Ce soir, il faut que nous parvenions à télécharger le nouvelle épisode de Game Of Thrones sur la clef 3G mutualisé de l’hébergement. J’ai cru entendre le bruit d’un modem 56K.

De Paris à la péninsule de Snæfellsnes

J1 : Départ depuis Paris pour la péninsule de Snæfellsnes en passant par la cascade de Glymur

Après des retrouvailles à l’aéroport de CDG, la vérification que tout le monde à bien emmené sa carte d’identité, nous partons pour l’Islande. Le voyage de 2 semaines a été planifié 6 mois plus tôt. Ça s’annonce un beau voyage familial 🙂

Atterri à l’aéroport de Keflavik, nous attendons 1h la navette qui doit nous conduire à notre 4WD loué chez IceRental4wd. Le contact avec le loueur se passe bien. Le véhicule a certainement fait plusieurs fois le tour de l’Islande mais on l’adopte. Il s’appellera bientôt fly destroyer mais je l’expliquerai plus tard. Le coffre est blindé de sac, les 5 places sont occupées.

En route pour Stykkishólmur sur la péninsule de Snæfellsnes (Ouest) ou nous logeons les 2 premières nuits.

Après avoir fait quelques courses, nous nous arrêtons pour faire la randonnée de la cascade de Glymur. La montée démarre avec la traversée du cours d’eau sur une poutre. C’est assez fun et pas difficile.
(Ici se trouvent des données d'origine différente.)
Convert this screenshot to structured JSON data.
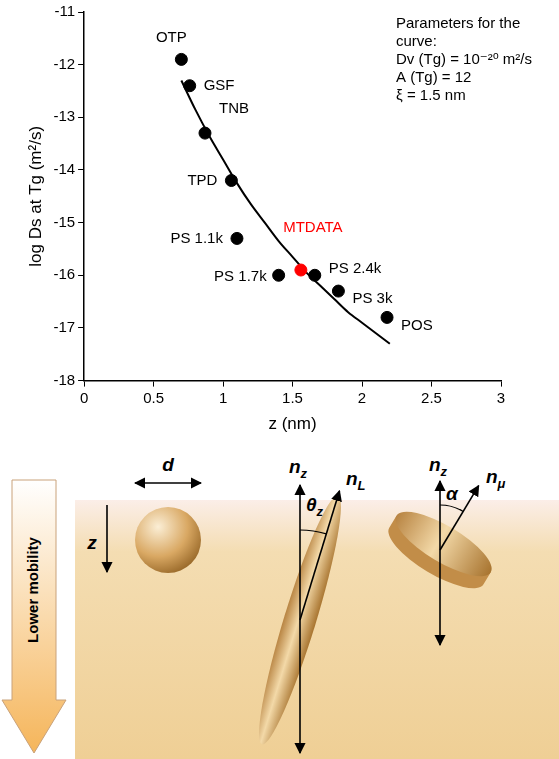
{
  "chart_data": {
    "type": "scatter",
    "xlabel": "z (nm)",
    "ylabel": "log Ds at Tg (m²/s)",
    "xlim": [
      0,
      3
    ],
    "xticks": [
      0,
      0.5,
      1,
      1.5,
      2,
      2.5,
      3
    ],
    "ylim": [
      -18,
      -11
    ],
    "yticks": [
      -18,
      -17,
      -16,
      -15,
      -14,
      -13,
      -12,
      -11
    ],
    "grid": false,
    "annotation": [
      "Parameters for the",
      "curve:",
      "Dv (Tg) = 10⁻²⁰ m²/s",
      "A (Tg) = 12",
      "ξ = 1.5 nm"
    ],
    "series": [
      {
        "type": "scatter",
        "marker": "circle",
        "point_labels": [
          "OTP",
          "GSF",
          "TNB",
          "TPD",
          "PS 1.1k",
          "PS 1.7k",
          "MTDATA",
          "PS 2.4k",
          "PS 3k",
          "POS"
        ],
        "x": [
          0.7,
          0.76,
          0.87,
          1.06,
          1.1,
          1.4,
          1.56,
          1.66,
          1.83,
          2.18
        ],
        "values": [
          -11.9,
          -12.4,
          -13.3,
          -14.2,
          -15.3,
          -16.0,
          -15.9,
          -16.0,
          -16.3,
          -16.8
        ],
        "colors": [
          "#000000",
          "#000000",
          "#000000",
          "#000000",
          "#000000",
          "#000000",
          "#ff0000",
          "#000000",
          "#000000",
          "#000000"
        ]
      },
      {
        "type": "line",
        "color": "#000000",
        "line_style": "solid",
        "marker": "none",
        "x": [
          0.7,
          0.8,
          0.9,
          1.0,
          1.1,
          1.2,
          1.3,
          1.4,
          1.5,
          1.6,
          1.7,
          1.8,
          1.9,
          2.0,
          2.1,
          2.2
        ],
        "values": [
          -12.3,
          -12.85,
          -13.35,
          -13.8,
          -14.25,
          -14.65,
          -15.0,
          -15.35,
          -15.65,
          -15.95,
          -16.2,
          -16.45,
          -16.7,
          -16.9,
          -17.1,
          -17.3
        ]
      }
    ]
  },
  "diagram": {
    "arrow_label": "Lower mobility",
    "sphere": {
      "size_label": "d",
      "depth_label": "z"
    },
    "rod": {
      "normal": {
        "base": "n",
        "sub": "z"
      },
      "axis": {
        "base": "n",
        "sub": "L"
      },
      "angle": {
        "base": "θ",
        "sub": "z"
      }
    },
    "disk": {
      "normal": {
        "base": "n",
        "sub": "z"
      },
      "axis": {
        "base": "n",
        "sub": "μ"
      },
      "angle": {
        "base": "α"
      }
    }
  }
}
Le cadre est super joli malgré un temps couvert et de nombreux randonneurs. La cascade est encaissée entre 2 falaises abruptes. Les points de vue  sur la cascade sont nombreux sur le côté droit en montant. De nombreux oiseaux nichent  sur les flancs de la falaise.

En haut de la cascade, nous décidons de traverser la rivière pied nu (pour s’entrainer :)). La descente de l’autre côté de la cascade offre un beau point de vue sur le fjord.
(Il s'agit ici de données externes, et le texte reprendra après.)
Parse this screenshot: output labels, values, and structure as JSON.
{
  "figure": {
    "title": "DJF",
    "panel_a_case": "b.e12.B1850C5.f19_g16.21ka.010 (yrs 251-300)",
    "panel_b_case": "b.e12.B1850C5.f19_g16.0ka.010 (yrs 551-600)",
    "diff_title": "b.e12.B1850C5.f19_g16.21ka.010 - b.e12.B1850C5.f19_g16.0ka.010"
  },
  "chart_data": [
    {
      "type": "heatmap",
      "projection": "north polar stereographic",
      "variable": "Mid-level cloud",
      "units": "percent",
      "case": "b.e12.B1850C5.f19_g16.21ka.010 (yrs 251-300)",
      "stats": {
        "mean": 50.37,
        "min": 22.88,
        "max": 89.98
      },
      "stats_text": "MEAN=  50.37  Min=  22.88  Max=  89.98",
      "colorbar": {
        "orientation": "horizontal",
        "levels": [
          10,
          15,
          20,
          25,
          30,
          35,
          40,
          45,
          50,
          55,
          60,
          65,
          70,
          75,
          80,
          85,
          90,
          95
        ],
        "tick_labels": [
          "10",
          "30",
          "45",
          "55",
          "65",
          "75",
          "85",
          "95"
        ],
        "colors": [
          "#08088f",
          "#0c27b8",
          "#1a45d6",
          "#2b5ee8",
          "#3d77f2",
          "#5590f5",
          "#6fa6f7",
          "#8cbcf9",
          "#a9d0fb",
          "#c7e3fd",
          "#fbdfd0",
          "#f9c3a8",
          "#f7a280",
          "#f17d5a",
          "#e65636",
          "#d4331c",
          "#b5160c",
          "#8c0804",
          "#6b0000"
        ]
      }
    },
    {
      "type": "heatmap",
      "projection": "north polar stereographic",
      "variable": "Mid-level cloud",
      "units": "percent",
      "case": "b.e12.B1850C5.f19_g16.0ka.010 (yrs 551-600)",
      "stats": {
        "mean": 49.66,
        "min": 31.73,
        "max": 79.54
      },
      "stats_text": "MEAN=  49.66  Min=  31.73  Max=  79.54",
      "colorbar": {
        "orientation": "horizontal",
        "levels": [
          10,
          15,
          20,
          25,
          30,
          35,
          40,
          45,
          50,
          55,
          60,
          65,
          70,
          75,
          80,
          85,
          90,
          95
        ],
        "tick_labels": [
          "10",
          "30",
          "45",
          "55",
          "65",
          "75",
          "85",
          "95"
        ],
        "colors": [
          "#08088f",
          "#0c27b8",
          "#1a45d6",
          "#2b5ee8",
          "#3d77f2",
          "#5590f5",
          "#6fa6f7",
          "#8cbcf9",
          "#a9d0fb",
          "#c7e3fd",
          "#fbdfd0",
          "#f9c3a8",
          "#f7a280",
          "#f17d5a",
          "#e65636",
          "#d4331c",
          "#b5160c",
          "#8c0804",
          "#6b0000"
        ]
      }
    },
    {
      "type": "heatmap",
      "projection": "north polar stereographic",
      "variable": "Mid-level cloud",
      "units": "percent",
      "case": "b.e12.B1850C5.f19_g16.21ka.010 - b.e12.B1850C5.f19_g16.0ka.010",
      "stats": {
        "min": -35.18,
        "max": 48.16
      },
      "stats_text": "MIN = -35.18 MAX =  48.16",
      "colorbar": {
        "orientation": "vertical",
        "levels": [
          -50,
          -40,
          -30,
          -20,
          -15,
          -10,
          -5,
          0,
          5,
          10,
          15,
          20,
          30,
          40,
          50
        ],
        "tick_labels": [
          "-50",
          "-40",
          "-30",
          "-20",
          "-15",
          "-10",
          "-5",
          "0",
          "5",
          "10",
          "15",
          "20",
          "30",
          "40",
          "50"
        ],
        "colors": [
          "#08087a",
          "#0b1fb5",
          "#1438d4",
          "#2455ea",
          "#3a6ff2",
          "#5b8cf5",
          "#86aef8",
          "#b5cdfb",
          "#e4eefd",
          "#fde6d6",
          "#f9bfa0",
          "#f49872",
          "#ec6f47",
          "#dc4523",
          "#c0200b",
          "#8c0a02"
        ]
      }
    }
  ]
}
Nous prenons notre première bière au musée de la colonisation de Borgarnes. Le lieu est sympa. A mesure que nous continuons la route, les paysages changent. Nous longeons la cote sud de la péninsule entre la montagne à droite et la mer à gauche.

Nous avons prévu de découvrir la péninsule le lendemain donc nous la traverserons pour aller directement à Stykkishólmur.
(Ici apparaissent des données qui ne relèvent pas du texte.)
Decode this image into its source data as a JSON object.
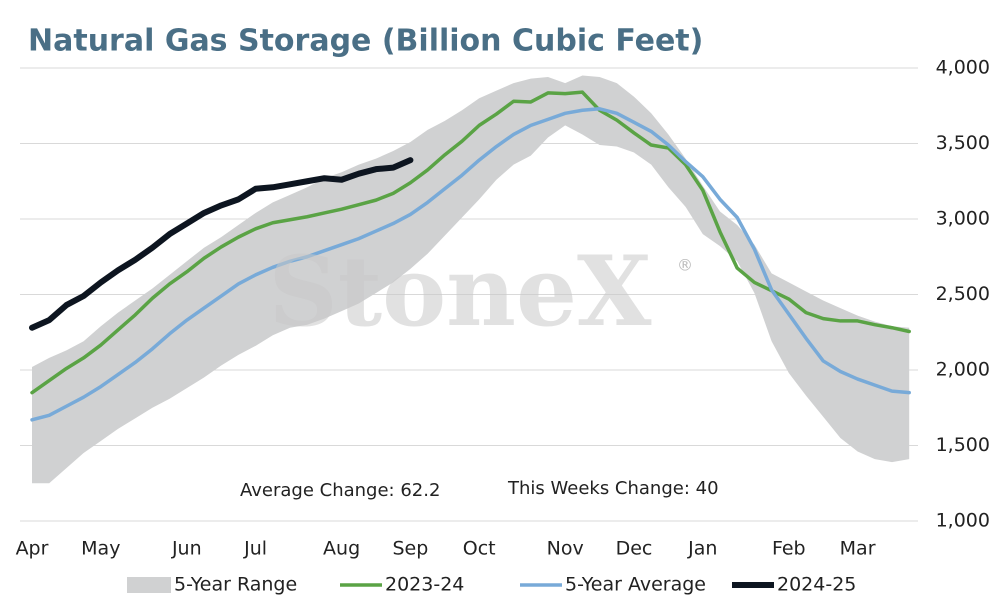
{
  "chart_data": {
    "type": "line",
    "title": "Natural Gas Storage (Billion Cubic Feet)",
    "watermark": "StoneX",
    "watermark_mark": "®",
    "annotations": [
      "Average Change: 62.2",
      "This Weeks Change: 40"
    ],
    "categories": [
      "Apr",
      null,
      null,
      null,
      "May",
      null,
      null,
      null,
      null,
      "Jun",
      null,
      null,
      null,
      "Jul",
      null,
      null,
      null,
      null,
      "Aug",
      null,
      null,
      null,
      "Sep",
      null,
      null,
      null,
      "Oct",
      null,
      null,
      null,
      null,
      "Nov",
      null,
      null,
      null,
      "Dec",
      null,
      null,
      null,
      "Jan",
      null,
      null,
      null,
      null,
      "Feb",
      null,
      null,
      null,
      "Mar",
      null,
      null,
      null
    ],
    "range": {
      "name": "5-Year Range",
      "color": "#d0d1d2",
      "high": [
        2020,
        2080,
        2130,
        2190,
        2290,
        2380,
        2460,
        2540,
        2630,
        2720,
        2810,
        2880,
        2960,
        3040,
        3110,
        3160,
        3210,
        3270,
        3310,
        3360,
        3400,
        3450,
        3510,
        3590,
        3650,
        3720,
        3800,
        3850,
        3900,
        3930,
        3940,
        3900,
        3950,
        3940,
        3900,
        3810,
        3700,
        3560,
        3400,
        3220,
        3050,
        2960,
        2830,
        2640,
        2580,
        2520,
        2460,
        2410,
        2360,
        2320,
        2290,
        2280
      ],
      "low": [
        1250,
        1250,
        1350,
        1450,
        1530,
        1610,
        1680,
        1750,
        1810,
        1880,
        1950,
        2030,
        2100,
        2160,
        2230,
        2280,
        2300,
        2340,
        2390,
        2440,
        2510,
        2580,
        2670,
        2770,
        2890,
        3010,
        3130,
        3260,
        3360,
        3420,
        3540,
        3620,
        3560,
        3490,
        3480,
        3440,
        3360,
        3210,
        3080,
        2900,
        2820,
        2720,
        2510,
        2190,
        1980,
        1830,
        1690,
        1550,
        1460,
        1410,
        1390,
        1410
      ]
    },
    "series": [
      {
        "name": "2023-24",
        "color": "#5aa345",
        "width": 3.5,
        "values": [
          1850,
          1930,
          2010,
          2080,
          2165,
          2265,
          2365,
          2475,
          2570,
          2650,
          2740,
          2815,
          2880,
          2935,
          2975,
          2995,
          3015,
          3040,
          3065,
          3095,
          3125,
          3170,
          3240,
          3325,
          3425,
          3515,
          3620,
          3695,
          3780,
          3775,
          3835,
          3830,
          3840,
          3720,
          3655,
          3570,
          3490,
          3470,
          3360,
          3190,
          2915,
          2675,
          2580,
          2525,
          2470,
          2380,
          2340,
          2325,
          2325,
          2300,
          2280,
          2255
        ]
      },
      {
        "name": "5-Year Average",
        "color": "#78aad8",
        "width": 3.5,
        "values": [
          1670,
          1700,
          1760,
          1820,
          1890,
          1970,
          2050,
          2140,
          2240,
          2330,
          2410,
          2490,
          2570,
          2630,
          2680,
          2720,
          2750,
          2790,
          2830,
          2870,
          2920,
          2970,
          3030,
          3110,
          3200,
          3290,
          3390,
          3480,
          3560,
          3620,
          3660,
          3700,
          3720,
          3730,
          3700,
          3640,
          3580,
          3490,
          3380,
          3280,
          3130,
          3010,
          2800,
          2530,
          2370,
          2210,
          2060,
          1990,
          1940,
          1900,
          1860,
          1850
        ]
      },
      {
        "name": "2024-25",
        "color": "#0d1520",
        "width": 6,
        "values": [
          2280,
          2330,
          2430,
          2490,
          2580,
          2660,
          2730,
          2810,
          2900,
          2970,
          3040,
          3090,
          3130,
          3200,
          3210,
          3230,
          3250,
          3270,
          3260,
          3300,
          3330,
          3340,
          3390,
          null,
          null,
          null,
          null,
          null,
          null,
          null,
          null,
          null,
          null,
          null,
          null,
          null,
          null,
          null,
          null,
          null,
          null,
          null,
          null,
          null,
          null,
          null,
          null,
          null,
          null,
          null,
          null,
          null
        ]
      }
    ],
    "ylim": [
      1000,
      4000
    ],
    "yticks": [
      {
        "value": 1000,
        "label": "1,000"
      },
      {
        "value": 1500,
        "label": "1,500"
      },
      {
        "value": 2000,
        "label": "2,000"
      },
      {
        "value": 2500,
        "label": "2,500"
      },
      {
        "value": 3000,
        "label": "3,000"
      },
      {
        "value": 3500,
        "label": "3,500"
      },
      {
        "value": 4000,
        "label": "4,000"
      }
    ],
    "grid": true
  }
}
Au bord de la route nous découvrons nos premiers paysages volcaniques avec cet immense champ de lave et ce que nous avons considéré être des cratères ou des volcans. Nous arrivons vers 20h à Holmur In. Avec le décalage horaire, nous commençons a être fatigué. Nous sommes en juin, la nuit ne se couchera pas.